Of course, the first requirement is high-quality tissue, which is obtained
by quick freezing after removal from the body. Moreover, tumor tissue
samples should contain at least 70 percent tumor. Subsequent critical
steps are RNA extraction, cDNA synthesis, and cRNA synthesis and labeling.
"If we follow QC guidelines for all these steps," Dr. Dumur says, "I think
microarrays would have a great chance to succeed in the clinical arena."
She offers two qualifications to this conclusion. First, microarrays
are not currently used as clinical tools. "I think the main clinical impact
of microarrays will be to become an ancillary tool for stratification
of tumors that would be otherwise classified very similarly by current
methods but that correspond to different outcomes," she says.

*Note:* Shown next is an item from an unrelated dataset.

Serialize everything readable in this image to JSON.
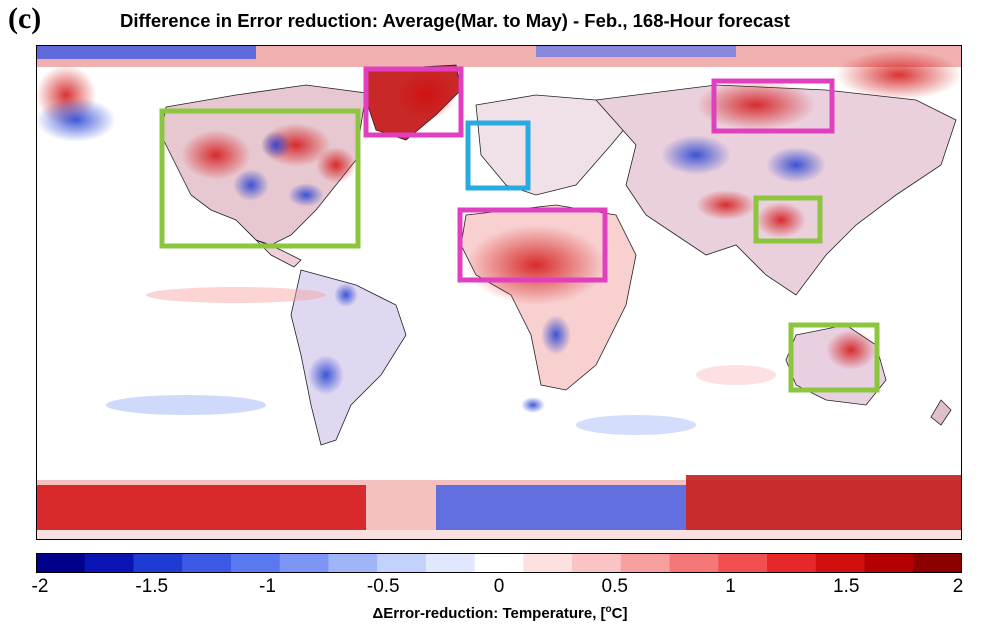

Second, following rigorous QC guidelines can be challenging. Having tissue
frozen, rather than paraffin-embedded, demands special attention. The
Cancer Genomics Project recruited dedicated tissue-acquisition coordinators
who can access the OR schedule and transport freshly removed tissue to
the pathologist for evaluation and snap freezing. Time from removal of
tissue to freezing should be recorded and kept to a minimum, Dr. Dumur
says. In the Cancer Genomics Project that time is usually about 20 minutes.

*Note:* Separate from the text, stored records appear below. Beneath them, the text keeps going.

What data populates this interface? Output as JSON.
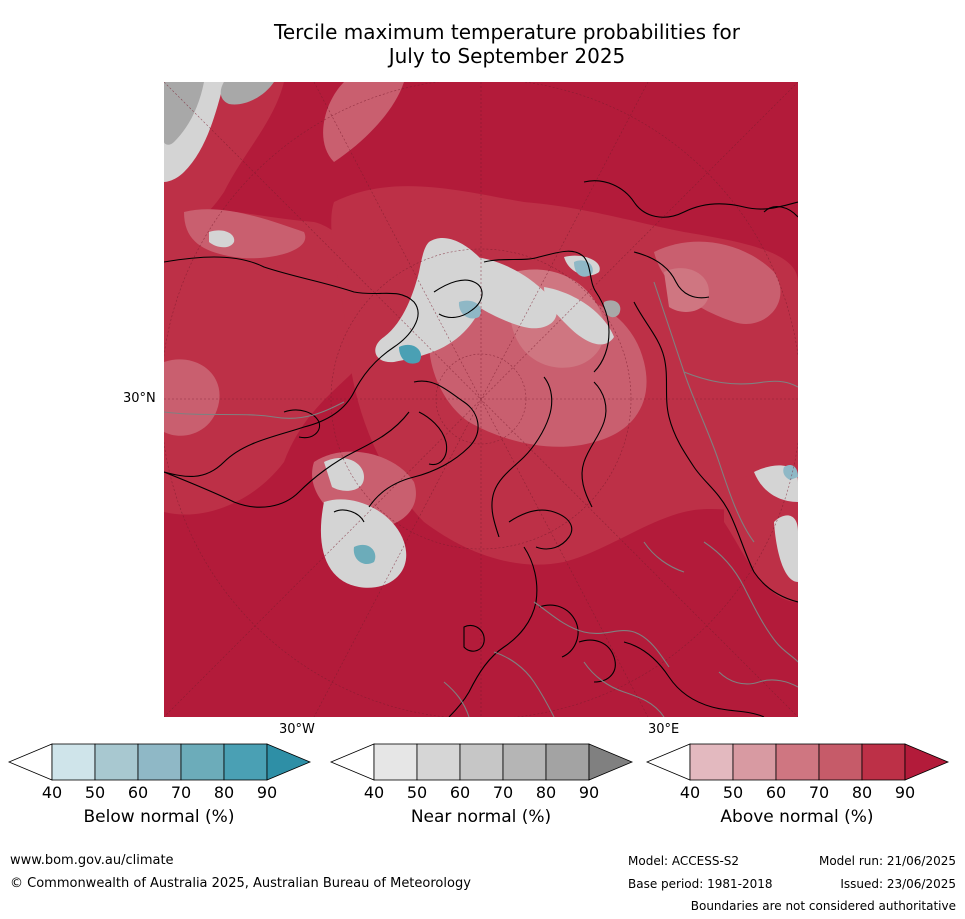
{
  "title_line1": "Tercile maximum temperature probabilities for",
  "title_line2": "July to September 2025",
  "map": {
    "lat_label": "30°N",
    "lon_label_left": "30°W",
    "lon_label_right": "30°E",
    "colors": {
      "ocean_above_90": "#b31b3a",
      "above_80": "#bd3047",
      "above_70": "#c95f6f",
      "above_60": "#cf7681",
      "near": "#d4d4d4",
      "near_strong": "#a3a3a3",
      "below": "#8fb8c6",
      "below_strong": "#4aa0b4",
      "coast": "#000000",
      "border": "#808080"
    }
  },
  "colorbars": [
    {
      "label": "Below normal (%)",
      "ticks": [
        "40",
        "50",
        "60",
        "70",
        "80",
        "90"
      ],
      "colors": [
        "#ffffff",
        "#cfe4ea",
        "#a8c8d0",
        "#8fb8c6",
        "#6cacba",
        "#4aa0b4",
        "#2e8fa6"
      ]
    },
    {
      "label": "Near normal (%)",
      "ticks": [
        "40",
        "50",
        "60",
        "70",
        "80",
        "90"
      ],
      "colors": [
        "#ffffff",
        "#e6e6e6",
        "#d6d6d6",
        "#c6c6c6",
        "#b5b5b5",
        "#a3a3a3",
        "#808080"
      ]
    },
    {
      "label": "Above normal (%)",
      "ticks": [
        "40",
        "50",
        "60",
        "70",
        "80",
        "90"
      ],
      "colors": [
        "#ffffff",
        "#e3b9bf",
        "#d89aa2",
        "#cf7681",
        "#c65b69",
        "#bd3047",
        "#b31b3a"
      ]
    }
  ],
  "footer": {
    "url": "www.bom.gov.au/climate",
    "copyright": "© Commonwealth of Australia 2025, Australian Bureau of Meteorology",
    "model": "Model: ACCESS-S2",
    "model_run": "Model run: 21/06/2025",
    "base_period": "Base period: 1981-2018",
    "issued": "Issued: 23/06/2025",
    "disclaimer": "Boundaries are not considered authoritative"
  }
}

Tumor cells from samples containing less than 70 percent tumor may have
to be enriched by laser capture microdissection, which may affect gene
expression results when compared with non-microdissected samples. Also,
samples with very small amounts of RNA require linear amplification, which
can introduce bias. Dr. Dumur extracts RNA with TRIzol followed by a Qiagen
cleanup process to further remove inhibitors. She advocates QC analysis
after RNA extraction, cDNA synthesis, and cRNA labeling, and these QC
criteria were published recently (Dumur CI, et al. Clin Chem.
Much, however, remains to be done. Microarray data acquired by different
laboratories from the same tissue samples have to be analyzed to test
interlaboratory reproducibility, "similar to proficiency testing," Dr.
Dumur says, and ensure the quality of the overall process.